Несомненно, этот момент был апогеем влияния Наполеона на Александра. Но русский император был не таким человеком, чтобы простить разочарование, особенно после того, как, откинув обычную осторожность и скрытность, он заставил себя поверить и ясно, торопливо, горячо это высказал. С этого же момента влияние Наполеона стало падать, потому что разочароваться пришлось скоро, почти сейчас. Переговоры Румянцева с Коленкуром и Толстого с Наполеоном и Шампаньи выяснили, что Константинополя и Дарданелл России отдавать не намерены. «Это слишком много», было сказано однажды. Александр отстаивал исключительный интерес, исключительное право России на Константинополь: «это ключ к моему дому». Коленкур возражал на это, что, с точки зрения Франции, Константинополь в руках России — ключ к Тулону, к Корфу, к мировой торговле. Наполеон в виде компенсации требовал себе Дарданеллы и часть Никомидийского полуострова до Родоста[41]

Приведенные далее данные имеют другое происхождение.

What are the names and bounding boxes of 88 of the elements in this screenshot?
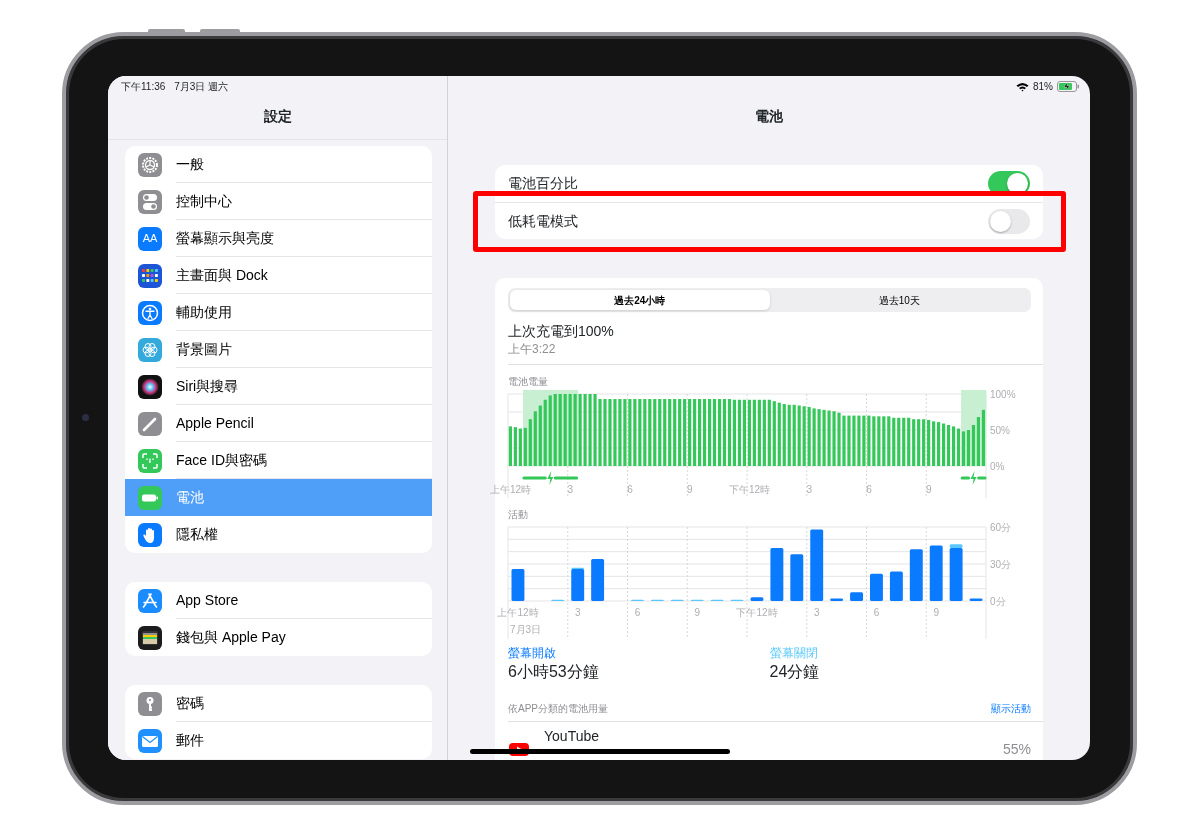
sidebar-item[interactable]: 郵件 [125, 722, 432, 759]
status-date: 7月3日 週六 [174, 81, 229, 92]
scan-frame-icon [138, 448, 162, 473]
chart-bar [770, 547, 784, 601]
axis-label: 6 [873, 607, 880, 618]
stat-value: 6小時53分鐘 [508, 662, 600, 682]
axis-label: 6 [627, 484, 633, 495]
setting-label: 電池百分比 [508, 174, 578, 193]
app-percent: 55% [1002, 739, 1031, 759]
chart-bar [790, 554, 804, 601]
strokes-icon [138, 588, 162, 613]
hand-icon [138, 522, 162, 547]
sidebar-item[interactable]: AA 螢幕顯示與亮度 [125, 220, 432, 257]
segment-tab[interactable]: 過去10天 [769, 290, 1029, 310]
chart-bar [909, 549, 923, 601]
sidebar-item[interactable]: Apple Pencil [125, 405, 432, 442]
chart-bar [889, 571, 903, 601]
axis-label: 9 [925, 484, 932, 495]
sidebar-item[interactable]: 輔助使用 [125, 294, 432, 331]
section-header: 依APP分類的電池用量 [508, 702, 608, 716]
last-charge-title: 上次充電到100% [508, 322, 615, 341]
chart-bar [511, 568, 525, 601]
orb-icon [138, 374, 162, 399]
axis-label: 3 [574, 607, 581, 618]
axis-label: 0分 [990, 596, 1006, 607]
chart-bar [929, 545, 943, 601]
setting-label: 低耗電模式 [508, 211, 578, 231]
charging-marker [522, 471, 579, 485]
gear-icon [138, 152, 162, 177]
camera-dot [82, 414, 89, 421]
chart-bar [969, 598, 983, 601]
sidebar-item[interactable]: Siri與搜尋 [125, 368, 432, 405]
display-icon: AA [138, 226, 162, 251]
app-name: YouTube [544, 727, 599, 746]
toggle-switch[interactable] [988, 208, 1030, 234]
envelope-icon [138, 728, 162, 753]
axis-label: 0% [990, 461, 1005, 472]
sidebar-title: 設定 [262, 107, 293, 126]
battery-percent: 81% [1033, 80, 1053, 94]
chart-bar [810, 529, 824, 601]
stat-value: 24分鐘 [769, 662, 821, 682]
axis-label: 下午12時 [736, 607, 778, 618]
battery-icon [138, 485, 162, 510]
axis-label: 9 [933, 607, 939, 618]
sidebar-item[interactable]: 背景圖片 [125, 331, 432, 368]
chart-title: 活動 [508, 508, 529, 521]
axis-label: 50% [990, 425, 1010, 436]
flower-icon [138, 337, 162, 362]
chart-bar [870, 573, 883, 601]
status-time: 下午11:36 [121, 81, 166, 92]
axis-label: 60分 [990, 522, 1012, 533]
accessibility-icon [138, 300, 162, 325]
sidebar-item[interactable]: 隱私權 [125, 516, 432, 553]
chart-bar [750, 597, 764, 601]
axis-label: 6 [634, 607, 641, 618]
chart-bar [591, 559, 605, 601]
sidebar-item[interactable]: 一般 [125, 146, 432, 183]
axis-label: 100% [990, 389, 1016, 400]
show-activity-link[interactable]: 顯示活動 [991, 702, 1031, 716]
stat-label: 螢幕關閉 [769, 645, 819, 661]
chart-bar [830, 598, 844, 601]
axis-label: 30分 [990, 559, 1012, 570]
toggles-icon [138, 189, 162, 214]
segment-tab[interactable]: 過去24小時 [510, 290, 770, 310]
pencil-icon [138, 411, 162, 436]
axis-label: 3 [813, 607, 820, 618]
sidebar-item[interactable]: App Store [125, 582, 432, 619]
date-label: 7月3日 [510, 624, 542, 635]
axis-label: 6 [866, 484, 872, 495]
axis-label: 9 [686, 484, 693, 495]
key-icon [138, 691, 162, 716]
sidebar-item[interactable]: 主畫面與 Dock [125, 257, 432, 294]
sidebar-item[interactable]: 密碼 [125, 685, 432, 722]
wallet-icon [138, 625, 162, 650]
axis-label: 3 [567, 484, 573, 495]
page-title: 電池 [754, 107, 784, 126]
sidebar-item[interactable]: 錢包與 Apple Pay [125, 619, 432, 656]
app-grid-icon [138, 263, 162, 288]
wifi-icon [1016, 81, 1029, 92]
axis-label: 9 [694, 607, 700, 618]
stat-label: 螢幕開啟 [508, 645, 557, 661]
axis-label: 3 [806, 484, 812, 495]
chart-title: 電池電量 [508, 375, 549, 388]
sidebar-item[interactable]: 控制中心 [125, 183, 432, 220]
chart-bar [850, 592, 863, 601]
axis-label: 下午12時 [728, 484, 771, 495]
last-charge-time: 上午3:22 [508, 341, 557, 358]
charging-marker [960, 471, 987, 485]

. Конечно, для России предпочтительнее было, чтобы Черное море запирала Турция, чем Наполеон. Такое неисполнимое требование можно было понять только, как намеренное желание дать переговорам о разделе такое направление, при котором они ничем не могли бы закончиться. Это было видно и из того, что Наполеон долго оттягивал свидание.В Эрфурте (сентябрь, 1808 г.) состоялось это второе свидание Александра с Наполеоном[42]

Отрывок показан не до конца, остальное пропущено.